Stress events in the capacity market may last up to four hours, considerably longer than the 30 minutes to an hour discharge time that is all most UK batteries can handle. Because of this, the UK’s Department for Business, Energy & Industrial Strategy (BEIS) is currently considering ‘derating’ smaller batteries.
The subsequent drop in revenue is worrying developers such as Anesco, which is reportedly investigating moving to flow battery technology to service the capacity market.
Redox flow batteries consist of two tanks of vanadium solution. When pumped into a reactor, the two solutions flow adjacent to each other past a membrane, and generate a current as electrons move back and forth during charging and discharging. They are more bulky than Li-ion: 250kW of storage approximates to one shipping container.
“Technologies like flywheels, capacitors and lithium are high power, they deliver energy very quickly,” explains Worthington. “Flow machines store a lot of energy and you can discharge them all day. They are close to cost parity with lithium and, if you take lifetime into account, ours are significantly cheaper over 20 years.”
Li-ion’s tendency to degrade when subjected to high cycles and repeated deep discharge was another concern for the BEIS. By contrast, vanadium flow batteries can be left completely discharged for long periods with no ill effects and have a ‘semi-infinite’ lifetime.
“Longer-duration batteries may be more effective for certain solutions,” notes French. “It depends on the revenue model. But where you need black start capability or back-up, you need high energy density. That’s what we’ve building in the US and Li-ion is very good for that.”
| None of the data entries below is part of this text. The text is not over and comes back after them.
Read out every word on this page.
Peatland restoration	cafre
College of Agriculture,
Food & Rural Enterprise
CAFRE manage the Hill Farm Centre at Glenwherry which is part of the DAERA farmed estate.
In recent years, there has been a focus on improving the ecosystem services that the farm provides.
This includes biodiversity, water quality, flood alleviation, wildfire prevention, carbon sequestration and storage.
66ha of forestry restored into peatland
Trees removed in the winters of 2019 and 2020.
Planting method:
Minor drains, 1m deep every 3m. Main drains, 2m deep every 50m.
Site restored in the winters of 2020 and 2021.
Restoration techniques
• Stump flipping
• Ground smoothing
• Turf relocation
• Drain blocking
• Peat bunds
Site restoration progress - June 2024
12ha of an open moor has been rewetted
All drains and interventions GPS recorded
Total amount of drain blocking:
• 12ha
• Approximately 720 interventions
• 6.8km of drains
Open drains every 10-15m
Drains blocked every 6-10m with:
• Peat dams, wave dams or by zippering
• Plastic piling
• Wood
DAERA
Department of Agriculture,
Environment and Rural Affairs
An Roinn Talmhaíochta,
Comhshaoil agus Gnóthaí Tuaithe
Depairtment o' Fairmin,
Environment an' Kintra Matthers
Red T is currently developing a hybrid battery that combines lithium and flow technologies. Vanadium makes up 80% of the capacity while 20% lithium provides high power for short durations. “With occasional managed use, the lithium lasts a lot longer,” says Worthington.
As renewable penetration continues to increase, more batteries to support the grid and smooth intermittency look likely. But although there have been recent encouraging moves, like continuing renewable subsidy support for batteries co-located with solar, the way ahead isn’t entirely clear.
Many batteries are too small to participate economically in energy markets. DNOs will take years to connect the gigawatts of proposed storage across many distributed sites. Policy and regulation that would allow tactics like aggregation are still absent, while research funding is overly focused on vehicle batteries.
With that degree of market immaturity, it’s hard to know which technologies will still be here in a decade’s time. But with Li-ion batteries now so powerful, cheap and compact, don’t bet against them still ruling the roost in 2027.
“Lithium is the main technology choice, because it’s established and proven,” says French. “Like PV, Li-ion will continually evolve to be faster, and have higher energy density and greater longevity.”
UK moves to low carbon power in 2017
From 21 June to 22 September 2017, almost 52% of UK electricity needs were met by low-carbon sources, including solar, wind and nuclear. In comparison, the same period in 2013 saw just 35% of energy needs coming from low-carbon generation.
“It’s been an exciting year managing the many network firsts – from a day where we operated the system with zero coal power, to one where over half of the UK’s energy demand was met by renewable generation,” says Duncan Burt, director at National Grid.
Tesla on track to build world’s biggest battery
Tesla’s “big battery” in South Australia was recently brought online. CEO Elon Musk committed to building the 100MW/129MW/h battery storage project next to the Hornsdale wind farm in 100 days earlier this year.
Part of the capacity will be contracted to the South Australian Government for grid security needs while developer Neoen will employ the rest – around 30MW/90MWh – as an arbitrage supplier for the wholesale electricity market.
“We expect this project to lay the groundwork for many similar projects, but at an even larger scale, in the years ahead,” Musk said.